Cada trienio, el país asiste a un espectáculo digno de una comedia de enredos. Se abre el telón y un nuevo grupo de burócratas, convencidos de que el mundo del gobierno gira a su alrededor, toma posesión de las dependencias como si fueran castillos. Olvidan que existen técnicos, gente con experiencia, con el perfil adecuado para aréas especificas e icluso funcionarios basificados, héroes anónimos que han dedicado años a descifrar los laberintos de la burocracia y son, en realidad, los verdaderos artífices del funcionamiento gubernamental.
Pero, ¿quién necesita talento y experiencia cuando la lealtad ciega de un grupo de acólitos es suficiente?
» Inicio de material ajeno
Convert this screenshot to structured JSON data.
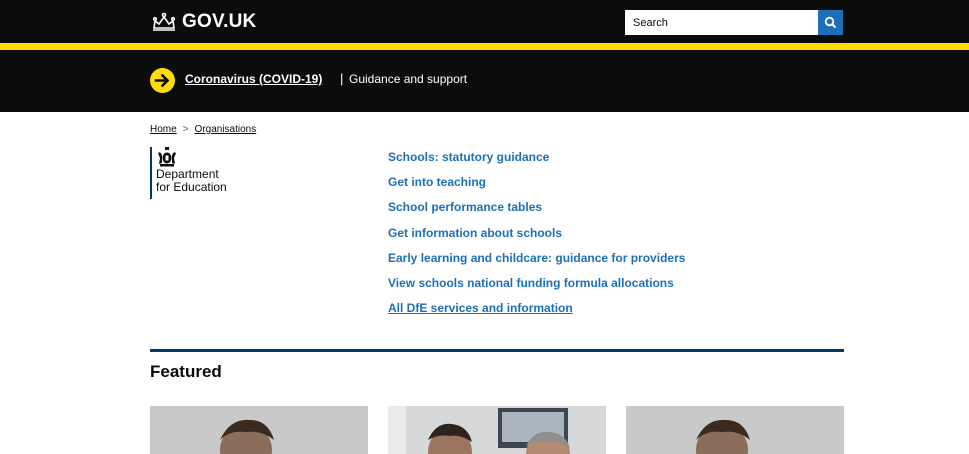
{
  "header": {
    "logo_text": "GOV.UK",
    "search_placeholder": "Search",
    "search_icon": "search-icon"
  },
  "covid_banner": {
    "link_text": "Coronavirus (COVID-19)",
    "separator": "|",
    "text": "Guidance and support",
    "icon": "arrow-right-circle-icon"
  },
  "breadcrumb": {
    "items": [
      "Home",
      "Organisations"
    ],
    "separator_icon": "chevron-right-icon"
  },
  "organisation": {
    "name_line1": "Department",
    "name_line2": "for Education",
    "icon": "royal-crest-icon"
  },
  "links": [
    "Schools: statutory guidance",
    "Get into teaching",
    "School performance tables",
    "Get information about schools",
    "Early learning and childcare: guidance for providers",
    "View schools national funding formula allocations",
    "All DfE services and information"
  ],
  "featured": {
    "heading": "Featured",
    "cards": [
      {
        "image": "featured-image-1"
      },
      {
        "image": "featured-image-2"
      },
      {
        "image": "featured-image-3"
      }
    ]
  },
  "colors": {
    "header_bg": "#0b0c0c",
    "accent_yellow": "#ffdd00",
    "link_blue": "#1d70b8",
    "dfe_rule": "#003a69"
  }
}
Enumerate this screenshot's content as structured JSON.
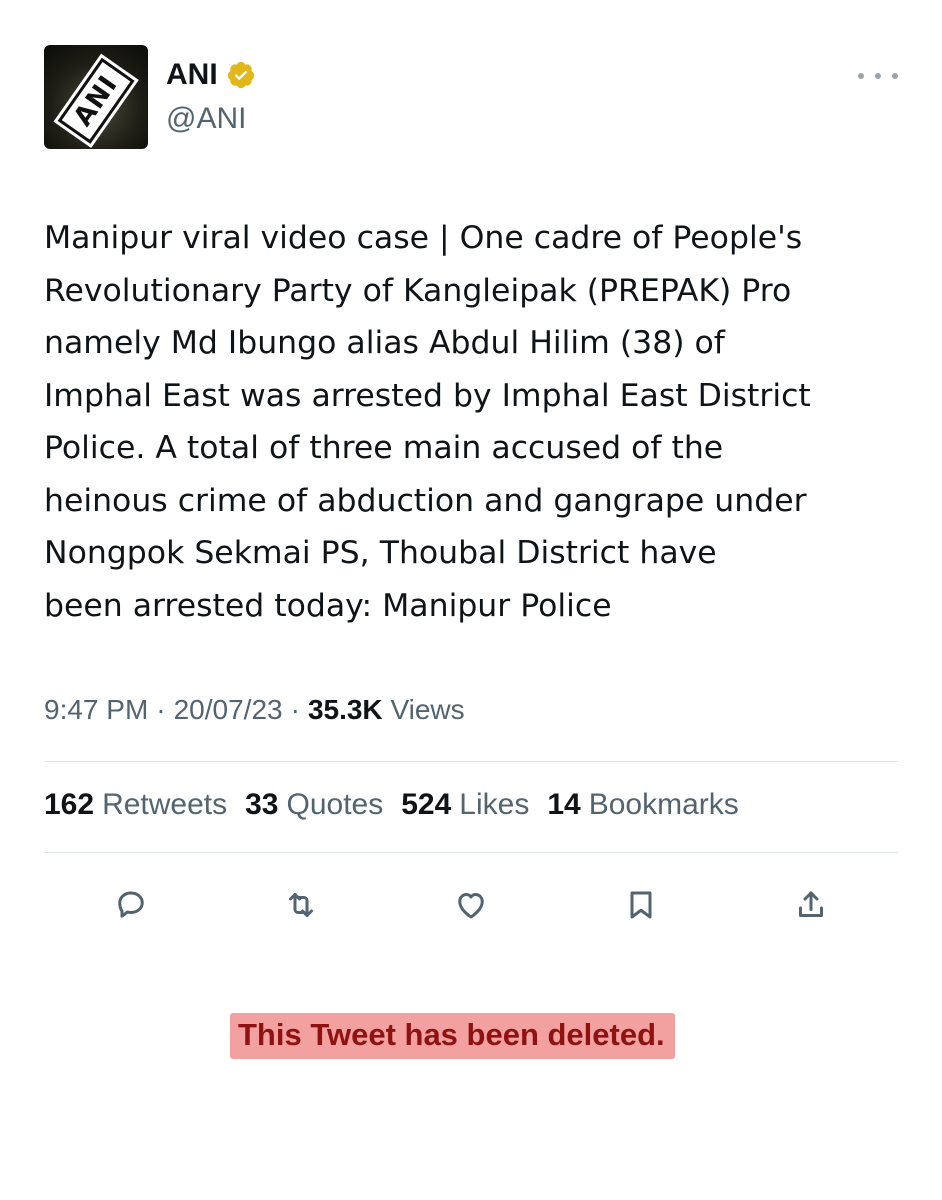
{
  "author": {
    "name": "ANI",
    "handle": "@ANI",
    "avatar_logo_text": "ANI",
    "verified_color": "#e2b719"
  },
  "tweet": {
    "text": "Manipur viral video case | One cadre of People's\nRevolutionary Party of Kangleipak (PREPAK) Pro\nnamely Md Ibungo alias Abdul Hilim (38) of\nImphal East was arrested by Imphal East District\nPolice. A total of three main accused of the\nheinous crime of abduction and gangrape under\nNongpok Sekmai PS, Thoubal District have\nbeen arrested today: Manipur Police",
    "time": "9:47 PM",
    "date": "20/07/23",
    "views_count": "35.3K",
    "views_label": "Views",
    "separator": "·"
  },
  "stats": {
    "retweets_count": "162",
    "retweets_label": "Retweets",
    "quotes_count": "33",
    "quotes_label": "Quotes",
    "likes_count": "524",
    "likes_label": "Likes",
    "bookmarks_count": "14",
    "bookmarks_label": "Bookmarks"
  },
  "actions": {
    "icons": [
      "reply-icon",
      "retweet-icon",
      "like-icon",
      "bookmark-icon",
      "share-icon"
    ]
  },
  "notice": {
    "text": "This Tweet has been deleted.",
    "highlight_color": "#f3a0a0",
    "text_color": "#8f1212"
  }
}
Estos advenedizos, armados con un manual de "Cómo no hacer las cosas", desplazan a quienes realmente podrían ayudarles. ¿Qué sentido tiene valorar la experiencia cuando se puede llenar el espacio con un círculo de confianza que aplaude fervientemente las ocurrencias del jefe?
Así, cada cambio administrativo repite el mismo ciclo: la instalación de grupos de poder que ignoran a los verdaderamente capacitados. Los nuevos funcionarios, con su entusiasmo desmedido y nula experiencia, toman decisiones que parecen extraídas de un manual de gestión de crisis... de cómo crear más crisis.
La burocracia se engorda a pasos agigantados, volviéndose obesa e ineficiente. Cada administración suma su cuota de ineficacia, añadiendo niveles de jerarquía a un sistema ya laberíntico. El gobierno se convierte en una ballena varada, atrapada en las redes de su propia incompetencia.
Este ciclo no es solo un problema de gestión; es una celebración del cinismo institucional. Lo que importa no es el servicio al ciudadano, sino mantener cuotas de poder y cuidar la imagen del nuevo gobierno. ¿Quién necesita eficiencia cuando se puede tener un desfile de incompetencia que se transforma en una obra de arte del absurdo?
Así estamos, atrapados en una rueda burocrática que premia la lealtad sobre la competencia. Aplaudimos la llegada de nuevos “expertos” que, en lugar de aprender de quienes han estado en el campo de batalla, se empeñan en reinventar la rueda. Mientras tanto, el ciudadano de a pie sigue esperando que alguien sepa gestionar adecuadamente su gobierno. Pero no se preocupen, siempre habrá un nuevo trienio para seguir riendo de este teatro del absurdo. ¡Que siga la función!